Tuesday 29 July 2025
Researchers have long known that large language models (LLMs) are capable of generating impressive responses, but a new study suggests that their ability to do so may be limited by the quality of the information they’re trained on.
The team behind the research used a framework called CRUX to evaluate how well LLMs can generate text based on a set of retrieved passages. In other words, they wanted to see how well these models could use external knowledge sources to inform their responses.
To test this, the researchers created a series of prompts and evaluated how well LLMs could answer them using different sets of retrieved passages. They found that when the passages were high-quality and relevant, the LLMs were able to generate accurate and informative responses. However, when the passages were low-quality or irrelevant, the LLMs struggled to produce anything meaningful.
This isn’t particularly surprising – after all, language models are only as good as the information they’re trained on. But what’s interesting is that the researchers also found that even when the passages were high-quality, there was still a significant amount of variation in how well the LLMs performed.
Some models were able to generate accurate responses despite being given low-quality passages, while others struggled even with high-quality input. This suggests that there may be more to LLM performance than just the quality of their training data – factors like model architecture and training methods may also play a significant role.
The researchers also experimented with different techniques for retrieving and filtering passages, and found that these can have a significant impact on LLM performance. For example, using a more targeted approach to retrieve relevant passages can improve accuracy, while relying too heavily on general-purpose search engines may lead to lower-quality results.

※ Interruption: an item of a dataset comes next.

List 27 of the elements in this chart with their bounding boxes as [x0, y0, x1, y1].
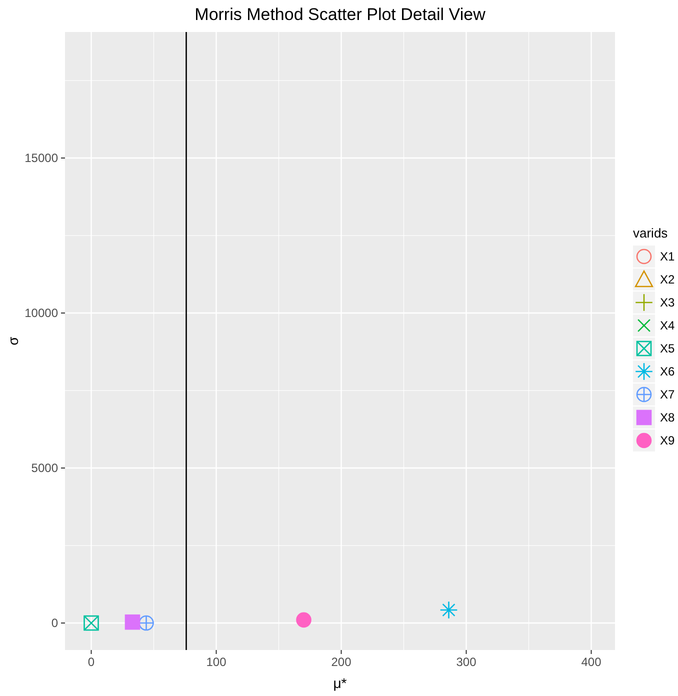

Overall, the study highlights the importance of carefully evaluating the quality and relevance of external knowledge sources when training language models. By doing so, researchers and developers may be able to create more accurate and informative responses – and ultimately, more useful AI systems.
The team’s findings also have implications for the wider field of natural language processing. As LLMs become increasingly important in areas like customer service, content generation, and language translation, it’s crucial that we understand their strengths and limitations. By doing so, we can develop more effective strategies for training and deploying these models – and ultimately, create better AI systems that can help us achieve our goals.
Cite this article: “Limitations of Large Language Models Revealed in Study on External Knowledge Sources”, The Science Archive, 2025.
Large Language Models, Quality Of Training Data, Crux Framework, External Knowledge Sources, Passage Retrieval, Filtering Techniques, Model Architecture, Training Methods, Natural Language Processing, Ai Systems.